Optimum Encapsulation

Stress Caused by Blue Light

The liquid silicone is applied by dropping it on to the LED in a single operation. It encapsulates the chip, at the same time forming its optical lens. LUMISIL® therefore also helps to simplify production processes.

In practice, the encapsulation materials are simultaneously exposed to heat and light – particularly blue light in the case of white LEDs. The aging process that this causes can be simulated in the laboratory by the blue-flux test, in which disk-shaped test specimens of the cured encapsulants are irradiated at a temperature of 85 °C with blue LEDs operated at a power of 5 watt. At certain intervals, the light transmittance and yellowing of the test disks are measured. Tests show that LUMISIL® 770 retains its high light transmittance even after 1,000 hours. As with every polymer, slight yellowing is detectable in silicone, too. However, it is not apparent to the naked eye and can be considered negligible.

Corrosive gases, too, cause LEDs to age. This is particularly noticeable with the effect of hydrogen sulfide, which is mainly emitted in exhaust fumes in large towns and can pose a problem for exterior lighting applications. In the interior of the LED packages, many surfaces are silvered so that they reflect the incident light toward the encapsulant. However, silver tarnishes immediately in the presence of hydrogen sulfide – even trace amounts – due to the formation of black silver sulfide. This sulfur corrosion may be severe enough even to show through the encapsulation. The encapsulation should therefore also act as a barrier to hydrogen sulfide and other gases that can form hydrogen sulfide.

The sulfur corrosion test shows that the two high-refractive silicones act as a particularly effective gas barrier – due to the presence of phenyl groups in the molecular structure. “The best performance is exhibited by LUMISIL® 591,” says Dr. Yang, who subjected the silicone to extensive applications testing at COEE in Seoul. “The light output of LEDs encapsulated with this particularly hard material decreased least in the test as a function of the exposure time to sulfurous gases.” He added that, with this product, the extremely high crosslink density had an additional inhibiting effect on gas diffusion.

Bond Wires at Risk


  • For LEDs intended to operate at high powers and with maximum luminous flux, encapsulation with LUMISIL® 740 or LUMISIL® 770 is recommended because of the high heat and light exposure that they are exposed to during service.
  • LUMISIL® 740 is particularly suitable for chip-on-board technology. An extra benefit is its extremely low VOC content.
  • If, on the other hand, the refractive index should be as high as possible to optimize the luminous efficacy, the preferred materials are LUMISIL® 590 and LUMISIL® 591.
  • LUMISIL® 591 is tailor-made for encapsulating single-chip LEDs, as are used for backlighting displays of smart phones, laptops and TVs. Besides their high refractive index, their excellent barrier effect with respect to sulfurous gases is another benefit in these applications.

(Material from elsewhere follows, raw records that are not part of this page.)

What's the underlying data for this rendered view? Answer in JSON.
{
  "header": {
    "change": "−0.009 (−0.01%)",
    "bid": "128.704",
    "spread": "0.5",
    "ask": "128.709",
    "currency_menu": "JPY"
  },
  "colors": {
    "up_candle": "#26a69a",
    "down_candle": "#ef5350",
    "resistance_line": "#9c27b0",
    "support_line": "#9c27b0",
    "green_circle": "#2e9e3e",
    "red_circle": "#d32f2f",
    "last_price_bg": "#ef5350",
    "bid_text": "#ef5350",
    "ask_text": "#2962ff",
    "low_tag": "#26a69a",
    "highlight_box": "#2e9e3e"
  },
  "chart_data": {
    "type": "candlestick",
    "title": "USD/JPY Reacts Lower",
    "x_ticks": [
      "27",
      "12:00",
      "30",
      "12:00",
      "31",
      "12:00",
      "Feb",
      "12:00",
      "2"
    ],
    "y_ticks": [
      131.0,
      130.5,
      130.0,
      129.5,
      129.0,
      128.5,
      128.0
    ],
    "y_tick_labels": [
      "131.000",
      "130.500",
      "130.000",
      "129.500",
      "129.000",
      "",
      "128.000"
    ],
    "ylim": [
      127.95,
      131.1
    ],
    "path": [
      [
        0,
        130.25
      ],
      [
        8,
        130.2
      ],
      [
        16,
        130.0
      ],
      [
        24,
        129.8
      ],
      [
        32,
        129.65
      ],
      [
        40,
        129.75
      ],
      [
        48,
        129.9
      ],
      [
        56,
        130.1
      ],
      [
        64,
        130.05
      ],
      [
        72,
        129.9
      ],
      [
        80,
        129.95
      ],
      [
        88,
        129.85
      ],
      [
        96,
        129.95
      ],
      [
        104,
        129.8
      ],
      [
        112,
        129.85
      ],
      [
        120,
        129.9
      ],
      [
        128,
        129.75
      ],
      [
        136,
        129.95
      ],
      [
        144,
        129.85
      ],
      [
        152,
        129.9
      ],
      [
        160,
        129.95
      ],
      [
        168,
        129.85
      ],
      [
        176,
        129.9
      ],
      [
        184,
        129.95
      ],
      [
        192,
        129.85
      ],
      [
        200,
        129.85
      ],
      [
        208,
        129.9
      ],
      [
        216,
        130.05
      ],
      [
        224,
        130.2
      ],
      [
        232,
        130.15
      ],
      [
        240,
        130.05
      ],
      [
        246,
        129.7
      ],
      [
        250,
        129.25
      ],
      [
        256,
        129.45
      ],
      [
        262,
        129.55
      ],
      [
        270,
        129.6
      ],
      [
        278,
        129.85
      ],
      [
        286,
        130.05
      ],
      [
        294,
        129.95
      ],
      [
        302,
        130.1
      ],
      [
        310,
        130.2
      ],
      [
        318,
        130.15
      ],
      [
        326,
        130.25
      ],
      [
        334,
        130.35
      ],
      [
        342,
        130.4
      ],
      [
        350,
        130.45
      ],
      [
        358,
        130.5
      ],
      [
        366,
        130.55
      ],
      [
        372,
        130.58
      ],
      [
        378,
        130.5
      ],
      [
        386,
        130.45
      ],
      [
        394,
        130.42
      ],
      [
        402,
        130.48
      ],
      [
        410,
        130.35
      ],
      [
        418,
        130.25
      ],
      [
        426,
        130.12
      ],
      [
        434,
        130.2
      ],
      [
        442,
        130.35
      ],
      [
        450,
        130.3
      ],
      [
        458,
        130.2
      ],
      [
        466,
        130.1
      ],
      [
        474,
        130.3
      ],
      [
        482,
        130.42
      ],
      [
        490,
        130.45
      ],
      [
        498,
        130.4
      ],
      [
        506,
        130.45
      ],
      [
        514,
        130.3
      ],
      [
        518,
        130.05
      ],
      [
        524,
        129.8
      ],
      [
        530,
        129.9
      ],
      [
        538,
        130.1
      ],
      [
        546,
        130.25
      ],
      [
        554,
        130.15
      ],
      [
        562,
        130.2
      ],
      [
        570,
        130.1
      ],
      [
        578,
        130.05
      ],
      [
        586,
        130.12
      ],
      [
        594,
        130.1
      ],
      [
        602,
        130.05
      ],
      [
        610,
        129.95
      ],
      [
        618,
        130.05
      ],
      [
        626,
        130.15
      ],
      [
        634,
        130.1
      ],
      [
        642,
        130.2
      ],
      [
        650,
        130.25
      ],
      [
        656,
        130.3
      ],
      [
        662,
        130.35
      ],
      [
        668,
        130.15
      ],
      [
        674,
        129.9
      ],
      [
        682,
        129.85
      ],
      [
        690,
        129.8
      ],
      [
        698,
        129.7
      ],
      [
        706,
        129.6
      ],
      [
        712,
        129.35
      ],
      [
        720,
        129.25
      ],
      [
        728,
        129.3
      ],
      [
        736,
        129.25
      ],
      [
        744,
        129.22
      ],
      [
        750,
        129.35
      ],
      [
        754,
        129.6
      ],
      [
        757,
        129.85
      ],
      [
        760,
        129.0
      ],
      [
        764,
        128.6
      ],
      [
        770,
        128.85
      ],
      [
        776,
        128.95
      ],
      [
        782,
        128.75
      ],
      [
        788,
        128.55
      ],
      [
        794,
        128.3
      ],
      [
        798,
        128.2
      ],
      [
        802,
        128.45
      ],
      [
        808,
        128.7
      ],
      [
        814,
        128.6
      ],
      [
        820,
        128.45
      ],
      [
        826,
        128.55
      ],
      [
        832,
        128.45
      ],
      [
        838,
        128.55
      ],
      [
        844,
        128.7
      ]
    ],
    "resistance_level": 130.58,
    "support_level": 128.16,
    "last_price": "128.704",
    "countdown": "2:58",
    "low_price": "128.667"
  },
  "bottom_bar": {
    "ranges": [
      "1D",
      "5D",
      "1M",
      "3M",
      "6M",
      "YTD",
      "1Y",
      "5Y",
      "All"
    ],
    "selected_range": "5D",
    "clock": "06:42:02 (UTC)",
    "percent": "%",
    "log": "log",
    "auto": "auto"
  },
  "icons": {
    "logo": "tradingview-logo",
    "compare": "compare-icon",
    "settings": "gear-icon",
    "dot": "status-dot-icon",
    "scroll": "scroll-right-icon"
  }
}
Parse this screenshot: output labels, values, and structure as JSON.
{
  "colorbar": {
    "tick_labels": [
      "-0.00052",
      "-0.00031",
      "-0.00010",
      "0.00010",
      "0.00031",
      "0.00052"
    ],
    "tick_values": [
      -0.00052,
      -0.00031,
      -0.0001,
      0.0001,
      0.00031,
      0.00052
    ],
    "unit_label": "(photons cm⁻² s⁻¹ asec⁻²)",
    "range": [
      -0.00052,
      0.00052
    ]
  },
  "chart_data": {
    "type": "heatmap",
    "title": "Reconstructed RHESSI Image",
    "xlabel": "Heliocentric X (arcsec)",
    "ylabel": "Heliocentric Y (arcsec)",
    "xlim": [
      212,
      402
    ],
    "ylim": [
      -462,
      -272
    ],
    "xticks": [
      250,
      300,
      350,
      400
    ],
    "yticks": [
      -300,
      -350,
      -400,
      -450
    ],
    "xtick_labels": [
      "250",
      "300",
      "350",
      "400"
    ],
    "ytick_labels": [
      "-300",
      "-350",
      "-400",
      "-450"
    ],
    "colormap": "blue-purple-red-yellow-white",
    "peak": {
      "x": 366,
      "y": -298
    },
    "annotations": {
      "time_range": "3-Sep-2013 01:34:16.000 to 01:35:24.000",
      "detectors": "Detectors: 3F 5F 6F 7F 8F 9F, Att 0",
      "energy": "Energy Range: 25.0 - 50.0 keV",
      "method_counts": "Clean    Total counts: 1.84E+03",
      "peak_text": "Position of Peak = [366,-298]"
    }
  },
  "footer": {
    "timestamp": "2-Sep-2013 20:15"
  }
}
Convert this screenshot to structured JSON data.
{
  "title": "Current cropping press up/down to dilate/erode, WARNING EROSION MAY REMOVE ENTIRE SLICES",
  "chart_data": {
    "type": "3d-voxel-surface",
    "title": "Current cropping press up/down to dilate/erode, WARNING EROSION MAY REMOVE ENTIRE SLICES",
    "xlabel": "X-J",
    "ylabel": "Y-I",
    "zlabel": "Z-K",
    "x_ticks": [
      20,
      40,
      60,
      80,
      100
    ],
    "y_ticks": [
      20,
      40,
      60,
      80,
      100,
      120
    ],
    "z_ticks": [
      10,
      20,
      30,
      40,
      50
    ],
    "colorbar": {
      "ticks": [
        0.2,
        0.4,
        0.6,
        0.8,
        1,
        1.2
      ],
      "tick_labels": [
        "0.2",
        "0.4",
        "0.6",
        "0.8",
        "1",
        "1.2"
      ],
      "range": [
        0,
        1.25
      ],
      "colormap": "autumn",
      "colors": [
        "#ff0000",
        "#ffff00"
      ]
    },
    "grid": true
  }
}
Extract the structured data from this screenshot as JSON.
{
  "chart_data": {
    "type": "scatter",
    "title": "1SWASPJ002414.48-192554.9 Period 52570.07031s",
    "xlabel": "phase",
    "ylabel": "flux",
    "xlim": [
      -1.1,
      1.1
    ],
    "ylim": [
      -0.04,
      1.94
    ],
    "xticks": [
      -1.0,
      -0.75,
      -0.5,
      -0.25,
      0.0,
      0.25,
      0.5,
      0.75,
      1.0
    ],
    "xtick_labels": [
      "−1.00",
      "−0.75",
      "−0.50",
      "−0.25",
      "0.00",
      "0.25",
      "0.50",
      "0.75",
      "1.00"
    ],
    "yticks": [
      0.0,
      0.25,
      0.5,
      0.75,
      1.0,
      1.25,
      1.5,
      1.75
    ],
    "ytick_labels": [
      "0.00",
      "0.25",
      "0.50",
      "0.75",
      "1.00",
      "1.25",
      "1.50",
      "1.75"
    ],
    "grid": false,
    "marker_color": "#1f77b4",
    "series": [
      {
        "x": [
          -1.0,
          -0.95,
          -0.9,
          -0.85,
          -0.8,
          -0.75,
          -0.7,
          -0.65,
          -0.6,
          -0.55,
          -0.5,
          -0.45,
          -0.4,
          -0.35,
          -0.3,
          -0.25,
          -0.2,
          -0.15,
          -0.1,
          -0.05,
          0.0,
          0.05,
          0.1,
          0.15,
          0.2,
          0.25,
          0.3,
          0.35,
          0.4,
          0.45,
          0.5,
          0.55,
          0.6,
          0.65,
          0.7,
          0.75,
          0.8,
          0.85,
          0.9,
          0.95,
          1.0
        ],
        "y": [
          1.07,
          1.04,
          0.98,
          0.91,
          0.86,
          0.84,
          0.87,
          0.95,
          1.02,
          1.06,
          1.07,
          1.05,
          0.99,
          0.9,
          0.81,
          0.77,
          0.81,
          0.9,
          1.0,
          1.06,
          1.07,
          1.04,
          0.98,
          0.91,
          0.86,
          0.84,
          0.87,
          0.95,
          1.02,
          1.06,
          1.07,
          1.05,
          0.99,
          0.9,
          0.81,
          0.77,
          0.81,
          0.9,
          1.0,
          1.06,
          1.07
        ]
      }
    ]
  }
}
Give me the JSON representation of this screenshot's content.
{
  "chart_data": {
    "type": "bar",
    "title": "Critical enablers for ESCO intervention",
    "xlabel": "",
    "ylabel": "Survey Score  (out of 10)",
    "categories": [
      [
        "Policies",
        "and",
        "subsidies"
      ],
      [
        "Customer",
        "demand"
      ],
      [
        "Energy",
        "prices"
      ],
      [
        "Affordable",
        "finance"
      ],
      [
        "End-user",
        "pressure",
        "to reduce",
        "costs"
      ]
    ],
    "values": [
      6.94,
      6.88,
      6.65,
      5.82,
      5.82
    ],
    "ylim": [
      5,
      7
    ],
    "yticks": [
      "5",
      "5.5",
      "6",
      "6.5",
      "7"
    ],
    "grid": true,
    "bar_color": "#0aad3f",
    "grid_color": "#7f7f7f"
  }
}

LEDs must also be resistant to temperature changes. In aircraft, cars or street lighting, they are continually subjected to severe temperature fluctuations, which lead to mechanical stresses due to the different thermal expansions of the installed materials. The thin bond wires are particularly susceptible. If they break off, the LED fails immediately. The LED industry therefore places great importance on thermal shock resistance.

To investigate how much the new silicone encapsulants contribute to thermal shock resistance, LED chips were encapsulated with the new silicone products, and the packages that were produced in this way were investigated in industry-standard temperature cycling tests. In this test, the LED to be analyzed is repeatedly rapidly cooled to –45 °C and heated to +125 °C in half-hour cycles in the test rig. After several thermal cycles, it is tested whether the LED still lights up.

In these tests, LUMISIL® 740, LUMISIL® 770 and LUMISIL® 590 – whose vulcanizates reached a medium hardness, and which are therefore relatively flexible – performed best: the LEDs encapsulated with these products withstood over 1,000 cycles. “With the very hard LUMISIL® 591 (40 Shore D), the LEDs still withstood 950 cycles,” explains Dr. Yang. “Silicone is thus superior to rival high-refractive-index (HRI) materials of comparable hardness.”

Another special feature of LUMISIL® 740 and LUMISIL® 770 is that they contain extremely few volatile substances, which WACKER achieves by pretreatment of the feedstocks used. The LED industry makes every effort to avoid VOCs, which can interfere with the production processes. The two new normal-refractive-index (NRI) silicones provide maximum safety in this respect.